In the veverimer studies (10,11), physical function was assessed both subjectively and objectively. Subjectively, participants were asked to complete the physical function domain of Kidney Disease and Quality of Life (KDQoL-PFD) survey at baseline, week 12, 40, and 50. The KDQoL-PFD survey quantifies patients’ self-reported degree of limitation in doing daily activities such as climbing stairs and walking, and the score ranges from 0 to 100 points with a higher score indicating better physical function. At the end of 12 weeks, KDQoL-PFD scores increased significantly in the treatment group compared with placebo by approximately 5 points. This increase was sustained until week 40. At week 52, the scores increased by another 6 points on average in the treatment group, whereas the scores in the placebo group decreased ~1 point compared to baseline.
Objectively, physical function was measured by repeated chair-stand tests, which measure the time to complete repeated standing from a chair 5 times as rapidly as possible.
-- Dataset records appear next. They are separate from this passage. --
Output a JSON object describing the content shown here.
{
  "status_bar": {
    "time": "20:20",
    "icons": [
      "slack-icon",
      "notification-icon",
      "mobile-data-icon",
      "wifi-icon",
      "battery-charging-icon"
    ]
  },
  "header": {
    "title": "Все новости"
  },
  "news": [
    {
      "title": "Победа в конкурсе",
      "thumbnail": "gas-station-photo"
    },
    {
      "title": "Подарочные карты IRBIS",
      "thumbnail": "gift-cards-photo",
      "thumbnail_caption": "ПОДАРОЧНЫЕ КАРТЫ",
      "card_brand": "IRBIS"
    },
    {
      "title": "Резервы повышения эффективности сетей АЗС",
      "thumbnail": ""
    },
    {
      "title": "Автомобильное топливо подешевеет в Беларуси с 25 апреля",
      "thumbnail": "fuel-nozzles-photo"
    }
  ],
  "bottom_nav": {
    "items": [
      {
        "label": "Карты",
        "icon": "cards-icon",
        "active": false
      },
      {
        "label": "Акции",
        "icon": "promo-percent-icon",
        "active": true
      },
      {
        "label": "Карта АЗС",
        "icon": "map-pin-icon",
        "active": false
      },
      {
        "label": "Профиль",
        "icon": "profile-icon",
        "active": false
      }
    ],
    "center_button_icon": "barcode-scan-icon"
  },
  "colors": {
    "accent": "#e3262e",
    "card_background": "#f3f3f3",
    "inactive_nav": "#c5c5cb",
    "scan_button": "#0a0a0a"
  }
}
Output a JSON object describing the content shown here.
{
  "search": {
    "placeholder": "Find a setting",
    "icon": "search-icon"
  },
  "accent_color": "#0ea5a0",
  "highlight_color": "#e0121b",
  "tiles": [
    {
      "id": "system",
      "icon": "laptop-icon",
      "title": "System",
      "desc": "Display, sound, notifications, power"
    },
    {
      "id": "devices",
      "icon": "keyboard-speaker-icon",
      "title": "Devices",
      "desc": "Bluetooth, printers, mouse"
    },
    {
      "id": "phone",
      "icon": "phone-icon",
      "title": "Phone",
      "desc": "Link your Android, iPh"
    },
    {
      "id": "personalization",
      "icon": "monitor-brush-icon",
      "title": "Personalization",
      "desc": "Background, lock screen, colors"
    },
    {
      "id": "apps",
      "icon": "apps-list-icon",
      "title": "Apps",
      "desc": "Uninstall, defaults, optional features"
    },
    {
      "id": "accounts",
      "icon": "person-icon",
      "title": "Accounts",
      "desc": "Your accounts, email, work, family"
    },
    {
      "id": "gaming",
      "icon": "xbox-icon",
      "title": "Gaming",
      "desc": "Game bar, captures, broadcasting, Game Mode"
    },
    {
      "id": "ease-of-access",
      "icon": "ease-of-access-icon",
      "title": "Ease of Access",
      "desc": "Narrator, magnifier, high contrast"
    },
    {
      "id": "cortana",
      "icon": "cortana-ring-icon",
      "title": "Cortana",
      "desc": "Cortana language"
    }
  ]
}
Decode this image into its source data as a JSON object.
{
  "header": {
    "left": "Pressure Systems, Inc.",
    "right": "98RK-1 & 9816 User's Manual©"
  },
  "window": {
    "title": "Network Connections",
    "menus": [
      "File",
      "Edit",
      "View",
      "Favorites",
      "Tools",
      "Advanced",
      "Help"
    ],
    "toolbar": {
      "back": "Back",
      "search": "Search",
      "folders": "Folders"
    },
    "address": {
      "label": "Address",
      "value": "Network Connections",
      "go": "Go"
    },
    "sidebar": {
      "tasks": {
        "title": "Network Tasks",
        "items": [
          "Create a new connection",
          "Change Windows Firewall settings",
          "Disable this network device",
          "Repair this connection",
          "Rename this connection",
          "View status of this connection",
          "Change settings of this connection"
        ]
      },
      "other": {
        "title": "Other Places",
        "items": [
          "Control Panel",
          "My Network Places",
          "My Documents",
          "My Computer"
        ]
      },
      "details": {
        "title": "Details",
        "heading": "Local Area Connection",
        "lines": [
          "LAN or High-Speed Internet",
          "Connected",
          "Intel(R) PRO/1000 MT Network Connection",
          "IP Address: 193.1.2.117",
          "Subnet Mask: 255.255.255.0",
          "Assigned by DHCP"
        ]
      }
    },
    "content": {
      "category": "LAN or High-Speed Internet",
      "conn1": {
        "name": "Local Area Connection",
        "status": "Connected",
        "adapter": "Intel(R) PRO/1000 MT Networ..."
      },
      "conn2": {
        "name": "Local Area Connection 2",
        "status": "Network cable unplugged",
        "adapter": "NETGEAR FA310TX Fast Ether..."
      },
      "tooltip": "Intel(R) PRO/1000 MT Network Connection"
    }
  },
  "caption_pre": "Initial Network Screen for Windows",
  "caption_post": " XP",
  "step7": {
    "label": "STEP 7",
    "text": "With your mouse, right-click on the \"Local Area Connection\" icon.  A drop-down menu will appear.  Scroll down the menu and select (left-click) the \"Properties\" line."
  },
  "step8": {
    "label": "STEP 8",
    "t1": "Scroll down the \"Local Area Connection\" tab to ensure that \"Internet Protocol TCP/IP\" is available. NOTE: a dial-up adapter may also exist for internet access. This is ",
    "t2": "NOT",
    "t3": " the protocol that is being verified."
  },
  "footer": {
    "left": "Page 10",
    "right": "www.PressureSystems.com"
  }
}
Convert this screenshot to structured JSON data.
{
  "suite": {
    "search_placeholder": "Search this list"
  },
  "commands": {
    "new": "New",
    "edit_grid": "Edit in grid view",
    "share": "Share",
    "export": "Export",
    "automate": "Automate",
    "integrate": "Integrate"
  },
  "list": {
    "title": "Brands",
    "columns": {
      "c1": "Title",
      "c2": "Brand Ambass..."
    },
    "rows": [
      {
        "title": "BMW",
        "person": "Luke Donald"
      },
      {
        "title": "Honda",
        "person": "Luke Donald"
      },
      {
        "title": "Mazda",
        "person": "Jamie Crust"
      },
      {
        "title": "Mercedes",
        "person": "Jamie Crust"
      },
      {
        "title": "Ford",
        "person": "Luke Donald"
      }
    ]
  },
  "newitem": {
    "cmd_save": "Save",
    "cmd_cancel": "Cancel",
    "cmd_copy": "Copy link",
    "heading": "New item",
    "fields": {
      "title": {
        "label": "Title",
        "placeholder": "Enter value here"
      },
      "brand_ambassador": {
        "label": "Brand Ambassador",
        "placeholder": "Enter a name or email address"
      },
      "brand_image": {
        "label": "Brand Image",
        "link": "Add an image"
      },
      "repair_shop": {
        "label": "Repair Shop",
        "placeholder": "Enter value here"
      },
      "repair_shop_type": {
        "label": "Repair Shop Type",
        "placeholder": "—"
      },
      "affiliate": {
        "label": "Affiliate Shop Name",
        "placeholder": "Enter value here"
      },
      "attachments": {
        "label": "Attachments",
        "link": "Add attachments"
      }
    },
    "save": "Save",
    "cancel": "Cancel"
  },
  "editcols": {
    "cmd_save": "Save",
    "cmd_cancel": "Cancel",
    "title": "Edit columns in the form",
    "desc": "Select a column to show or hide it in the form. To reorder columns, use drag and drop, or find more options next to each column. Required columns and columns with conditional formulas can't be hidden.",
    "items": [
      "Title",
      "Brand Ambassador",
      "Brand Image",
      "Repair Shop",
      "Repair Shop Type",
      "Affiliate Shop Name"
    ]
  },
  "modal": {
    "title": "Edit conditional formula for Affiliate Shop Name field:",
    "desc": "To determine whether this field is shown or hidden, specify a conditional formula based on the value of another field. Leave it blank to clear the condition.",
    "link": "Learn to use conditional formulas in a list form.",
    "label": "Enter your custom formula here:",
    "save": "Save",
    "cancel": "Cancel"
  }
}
A shorter time needed to complete the task or a faster speed reflects better physical function. At the end of 12 weeks, there was no statistically significant improvement in the performance of repeated chair-stand tests in the treatment group, but the P value was close to reaching a statistical significance (P=0.06). By week 40 and 52, an improvement in the speed of chair-stand tests became apparent. Compared to baseline, the time required to complete the chair-stand test was reduced by ~4 seconds in the treatment group, whereas there was only 1.5 second reduction in placebo. This improvement was both statistically significant (P<0.001) and clinically meaningful. Thus, the study demonstrated that treatment with veverimer for 1 year improved physical function both subjectively and objectively.
To date, this is the best evidence to support that correcting chronic metabolic acidosis improves physical function in patients with CKD. As mentioned earlier, two recently published, double-blind, placebo-controlled trials showed that sodium bicarbonate therapy for 2 years did not improve physical function (17,18). One of the studies was conducted in the United States (US) (17), and the other was in the United Kingdom (UK) (18). Compared to the veverimer studies, participants in the US had higher kidney function (mean eGFR was 36 versus ~29 mL/min/1.73 m2 in the veverimer studies) and milder acidosis (mean serum bicarbonate level was 24 versus 17 mEq/L in the veverimer studies) at baseline. In the UK, the participants also had higher serum bicarbonate levels at baseline (mean ~20 mEq/L), and the study population were much older (mean age 74 versus 63 years in veverimer studies). The differences in the study population may partly explain the differences between the results of sodium bicarbonate trials and veverimer studies, or perhaps, the findings from the veverimer studies cannot be extrapolated to the use of sodium bicarbonate.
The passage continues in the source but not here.